5.8k views Asked by At

I'm writing an Excel plugin, and need to generate wchar_t output for Excel (although internally, we are 100% char, and in fact limit char to plain ASCII). At one point, I'm using swprintf to do the conversion:

static wchar_t buffer[ 32369 ];
buffer[0] = swprintf( buffer + 1, sizeof(buffer) - 1, L"#%s!", message );

Excel displays some sort of CJK characters, although message (type char const*) is a null terminated character string with no characters outside of printable ASCII (hex values 0x20-0x7E).

I've tried this in a small test program, dumping in hex the generated string, and it looks like VC++ is treating message as if it were a wchar_t const* (although it seems to recognized the '\0' correctly, although it is on a single byte); this results in wchar_t with values like 0x6568 (rather than the 0x0068, 0x0065 that I was expecting).

According to the C99 standard, for a "%s" specifier, swprintf should convert the characters from the char const* "as if by repeated calls to the mbrtowc function[...]". Is the behavior I am seeing is an error in the Visual C++ library, or whether there is something in the global locale that I have to change?

(FWIW: when I compile and run my small test program with g++, I get the behavior I expect. G++ is not, however, an option for our Excel plugins, at least not at present.)

2

There are 2 answers

7
xanatos On BEST ANSWER

Note that from swprintf of MSDN:

swprintf is a wide-character version of sprintf; the pointer arguments to swprintf are wide-character strings.

and then in the example:

wchar_t buf[100];
int len = swprintf( buf, 100, L"%s", L"Hello world" );

so at least Microsoft documented this.

And then in the page of format specifiers

s String When used with printf functions, specifies a single-byte–character string; when used with wprintf functions, specifies a wide-character string. Characters are printed up to the first null character or until the precision value is reached.

And then

S String When used with printf functions, specifies a wide-character string; when used with wprintf functions, specifies a single-byte–character string. Characters are printed up to the first null character or until the precision value is reached.

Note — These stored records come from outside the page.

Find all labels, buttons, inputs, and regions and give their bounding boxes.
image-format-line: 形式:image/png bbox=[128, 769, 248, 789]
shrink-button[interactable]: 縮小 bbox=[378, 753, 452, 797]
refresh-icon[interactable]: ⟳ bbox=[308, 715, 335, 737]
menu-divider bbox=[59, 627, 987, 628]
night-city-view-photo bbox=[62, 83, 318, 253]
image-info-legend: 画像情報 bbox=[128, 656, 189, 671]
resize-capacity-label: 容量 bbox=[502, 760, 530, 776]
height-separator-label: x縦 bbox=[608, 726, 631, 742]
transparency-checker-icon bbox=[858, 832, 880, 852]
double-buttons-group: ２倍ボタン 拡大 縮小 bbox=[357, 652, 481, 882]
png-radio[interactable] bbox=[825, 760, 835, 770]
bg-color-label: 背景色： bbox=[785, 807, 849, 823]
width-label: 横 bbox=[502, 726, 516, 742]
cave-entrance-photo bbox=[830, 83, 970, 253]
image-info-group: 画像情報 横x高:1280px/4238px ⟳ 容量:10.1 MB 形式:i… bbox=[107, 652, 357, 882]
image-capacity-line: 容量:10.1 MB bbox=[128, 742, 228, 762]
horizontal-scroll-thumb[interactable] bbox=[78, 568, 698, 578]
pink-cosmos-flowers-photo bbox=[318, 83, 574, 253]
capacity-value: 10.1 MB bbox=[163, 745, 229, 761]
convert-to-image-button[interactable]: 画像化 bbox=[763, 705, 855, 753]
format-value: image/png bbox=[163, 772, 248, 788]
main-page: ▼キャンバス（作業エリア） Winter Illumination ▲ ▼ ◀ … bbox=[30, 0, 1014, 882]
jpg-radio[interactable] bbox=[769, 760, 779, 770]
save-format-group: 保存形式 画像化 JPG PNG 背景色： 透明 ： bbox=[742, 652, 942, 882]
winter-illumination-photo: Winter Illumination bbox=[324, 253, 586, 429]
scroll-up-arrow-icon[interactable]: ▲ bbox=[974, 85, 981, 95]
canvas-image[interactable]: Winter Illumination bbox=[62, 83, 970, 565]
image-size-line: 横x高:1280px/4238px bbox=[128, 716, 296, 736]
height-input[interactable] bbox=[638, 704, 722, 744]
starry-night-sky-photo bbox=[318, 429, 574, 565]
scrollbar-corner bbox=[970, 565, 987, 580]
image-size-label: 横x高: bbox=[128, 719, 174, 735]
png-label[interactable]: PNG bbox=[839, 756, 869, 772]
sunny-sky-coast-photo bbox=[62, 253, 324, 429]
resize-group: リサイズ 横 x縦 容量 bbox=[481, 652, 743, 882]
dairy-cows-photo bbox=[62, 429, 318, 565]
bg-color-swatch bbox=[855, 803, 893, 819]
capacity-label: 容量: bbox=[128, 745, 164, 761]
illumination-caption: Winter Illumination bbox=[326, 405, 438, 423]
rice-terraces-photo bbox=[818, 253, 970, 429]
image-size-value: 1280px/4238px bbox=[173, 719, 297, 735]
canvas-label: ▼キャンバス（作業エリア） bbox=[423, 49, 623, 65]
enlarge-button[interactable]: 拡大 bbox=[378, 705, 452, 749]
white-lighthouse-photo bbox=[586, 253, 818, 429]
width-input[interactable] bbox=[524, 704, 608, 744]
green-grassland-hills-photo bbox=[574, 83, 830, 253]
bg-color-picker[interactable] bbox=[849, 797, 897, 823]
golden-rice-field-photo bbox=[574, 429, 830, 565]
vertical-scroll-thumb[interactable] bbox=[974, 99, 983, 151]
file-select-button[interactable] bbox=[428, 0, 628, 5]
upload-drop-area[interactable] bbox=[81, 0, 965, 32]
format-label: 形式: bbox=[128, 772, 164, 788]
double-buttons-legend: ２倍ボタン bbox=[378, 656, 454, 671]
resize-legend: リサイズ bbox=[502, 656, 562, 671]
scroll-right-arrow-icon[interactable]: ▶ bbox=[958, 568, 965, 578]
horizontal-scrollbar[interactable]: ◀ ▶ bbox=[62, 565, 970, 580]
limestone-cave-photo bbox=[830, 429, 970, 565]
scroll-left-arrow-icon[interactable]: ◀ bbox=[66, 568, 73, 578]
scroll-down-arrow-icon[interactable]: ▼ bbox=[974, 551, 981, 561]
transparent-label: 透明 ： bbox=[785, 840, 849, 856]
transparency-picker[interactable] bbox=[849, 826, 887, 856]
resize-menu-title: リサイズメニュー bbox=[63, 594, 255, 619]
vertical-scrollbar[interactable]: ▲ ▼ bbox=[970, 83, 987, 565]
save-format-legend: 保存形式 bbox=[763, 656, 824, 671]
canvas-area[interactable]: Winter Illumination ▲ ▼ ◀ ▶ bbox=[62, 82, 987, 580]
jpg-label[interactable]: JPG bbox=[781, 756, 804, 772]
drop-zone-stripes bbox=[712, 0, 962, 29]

So what you want is upper-case %S.

See even this similar question: visual studio swprintf is making all my %s formatters want wchar_t * instead of char * where they suggest using %ls (always consider the parameter wchar_t*) and %hs (always consider the parameter char*)

0
krisku On

When calling swprintf the specifier %s is interpreted as pointing to a wide string, i.e. a wchar_t pointer. Instead use the %S (uppercase S) format specifier, as that will correctly use the char* message you are passing.

From Microsoft's documentation on printf Type Field Characters:

  • s, String, When used with printf functions, specifies a single-byte–character string; when used with wprintf functions, specifies a wide-character string. Characters are printed up to the first null character or until the precision value is reached.
  • S, String, When used with printf functions, specifies a wide-character string; when used with wprintf functions, specifies a single-byte–character string. Characters are printed up to the first null character or until the precision value is reached.